The central dogma of molecular biology states that DNA makes RNA makes protein, yet one of the most important DNA technologies stemmed from the discovery that the first of these steps can be reversed.

In 1970, puzzled by the ability of RNA tumour viruses to stably transform cells — without incorporation of a DNA copy of viral genes into the host genome — Baltimore, and Temin and Mizutani, looked for DNA polymerase activity in purified preparations of such viruses. The kinetics of the incorporation of radiolabelled thymine indicated that DNA was being synthesized. The reaction was sensitive to ribonuclease treatment, showing that it was RNA-dependent, whereas the product was deoxyribonuclease-sensitive but ribonuclease-insensitive, confirming that it was DNA.

Two years later, it was demonstrated that the reverse transcriptase could be used in vitro to synthesize cDNA from mammalian mRNAs. Verma et al. and Kacian et al. both added preparations of globin mRNAs to reverse transcriptase from avian myeloblastosis virus. They correctly hypothesized that the reaction would only work efficiently if they also added oligo(dT), which would hybridize to the poly(A) tail of the mRNAs and act as a primer. By hybridizing their DNA product to the original mRNA template, they confirmed that they had successfully synthesized cDNA.

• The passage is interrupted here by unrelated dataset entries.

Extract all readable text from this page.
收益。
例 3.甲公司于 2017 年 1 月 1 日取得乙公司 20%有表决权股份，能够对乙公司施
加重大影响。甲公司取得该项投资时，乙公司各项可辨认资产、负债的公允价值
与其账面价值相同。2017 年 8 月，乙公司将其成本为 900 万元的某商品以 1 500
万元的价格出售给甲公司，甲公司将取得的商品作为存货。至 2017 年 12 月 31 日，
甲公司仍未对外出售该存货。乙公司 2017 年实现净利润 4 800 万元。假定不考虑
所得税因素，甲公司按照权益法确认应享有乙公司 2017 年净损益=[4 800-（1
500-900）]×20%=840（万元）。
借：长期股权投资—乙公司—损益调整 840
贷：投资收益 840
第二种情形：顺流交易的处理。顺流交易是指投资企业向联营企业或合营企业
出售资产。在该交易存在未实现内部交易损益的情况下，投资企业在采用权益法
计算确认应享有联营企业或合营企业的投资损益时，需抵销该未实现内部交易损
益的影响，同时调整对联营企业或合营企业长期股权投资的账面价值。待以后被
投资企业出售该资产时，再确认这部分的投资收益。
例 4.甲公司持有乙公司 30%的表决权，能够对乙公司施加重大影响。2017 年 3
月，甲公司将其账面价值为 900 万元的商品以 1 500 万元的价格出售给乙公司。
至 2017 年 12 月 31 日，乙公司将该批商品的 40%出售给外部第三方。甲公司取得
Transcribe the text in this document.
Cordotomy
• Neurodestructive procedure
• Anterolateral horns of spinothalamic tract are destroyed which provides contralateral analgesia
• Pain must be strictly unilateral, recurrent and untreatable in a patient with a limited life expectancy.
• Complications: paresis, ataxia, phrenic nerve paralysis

Over the next two decades, reverse transcriptase was widely used for the cloning of expressed genes. However, one of the biggest technical hurdles, especially for the creation of comprehensive libraries, was that most cDNAs in a given reaction were not full length owing to premature termination. In addition, low-abundance transcripts were far less likely to be cloned than high-abundance ones. In the late 1990s, Carninci, Hayashizaki and colleagues developed several techniques to overcome these problems.

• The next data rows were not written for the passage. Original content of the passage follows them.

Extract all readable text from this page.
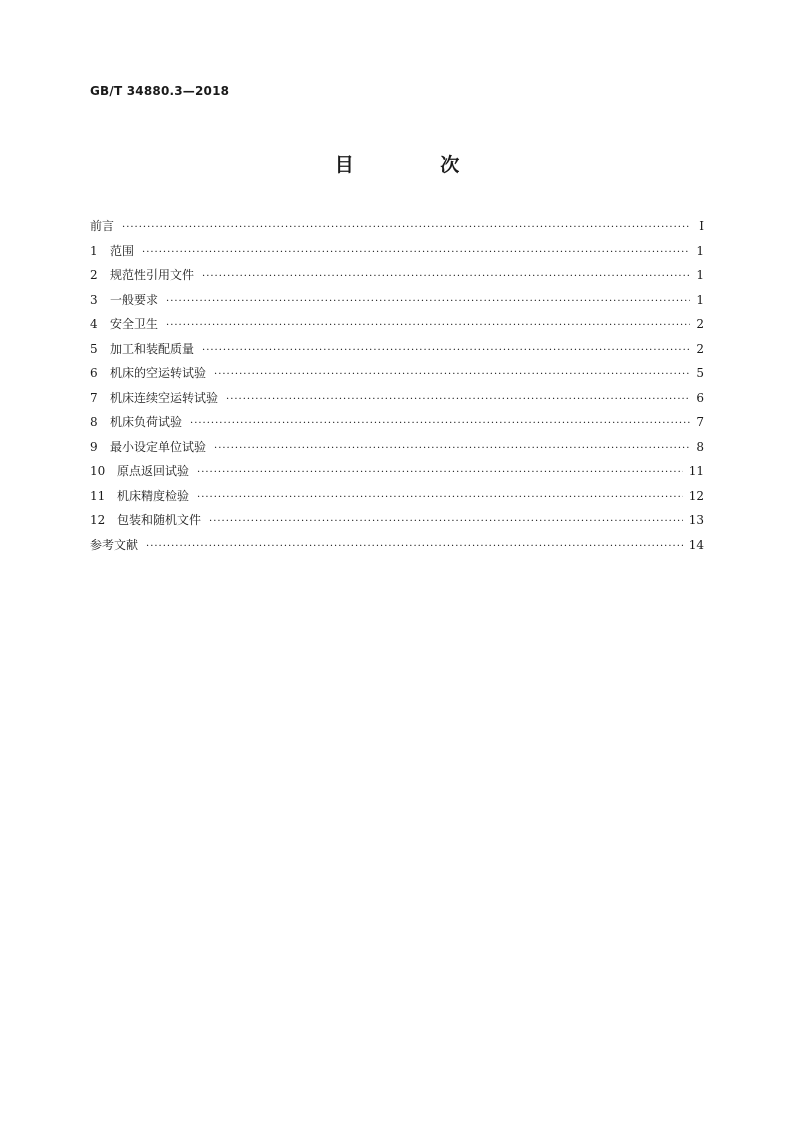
GB/T 34880.3—2018
目 次
前言 ·····	Ⅰ
1	范围 ·····	1
2	规范性引用文件 ·····	1
3	一般要求 ·····	1
4	安全卫生 ·····	2
5	加工和装配质量 ·····	2
6	机床的空运转试验 ·····	5
7	机床连续空运转试验 ·····	6
8	机床负荷试验 ·····	7
9	最小设定单位试验 ·····	8
10 原点返回试验 ·····	11
11 机床精度检验 ·····	12
12 包装和随机文件 ·····	13
参考文献 ·····	14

By biotin capping of the mRNAs, they ensured that only full-length cDNAs were selected. After first-strand cDNA synthesis, RNAse I was used to destroy any part of any mRNA that was not bound to cDNA. This caused the removal of the 5′ biotin cap from the mRNAs of all non-complete cDNAs. Magnetic beads were used to select only the full-length cDNAs for second-strand synthesis and cloning.

Their discovery that trehalose makes reverse transcriptase more thermostable meant that the reaction could be carried out at a higher temperature, at which the formation of fewer RNA secondary structures increased the number of full-length cDNAs produced.

Finally, in order to complete expression libraries, they selectively cloned rare new cDNAs by screening out abundant ones and those already cloned in existing libraries. To achieve this, they added biotinylated RNA from the original sample and existing libraries after first-strand synthesis. All of the cDNA that hybridized to the RNA was removed with magnetic beads, leaving rare cDNAs behind.

From its origin as an esoteric property of certain viruses, reverse transcription has become hugely important in molecular biology. Its influence extends from cloning to the development of microarrays to the annotation of genomes.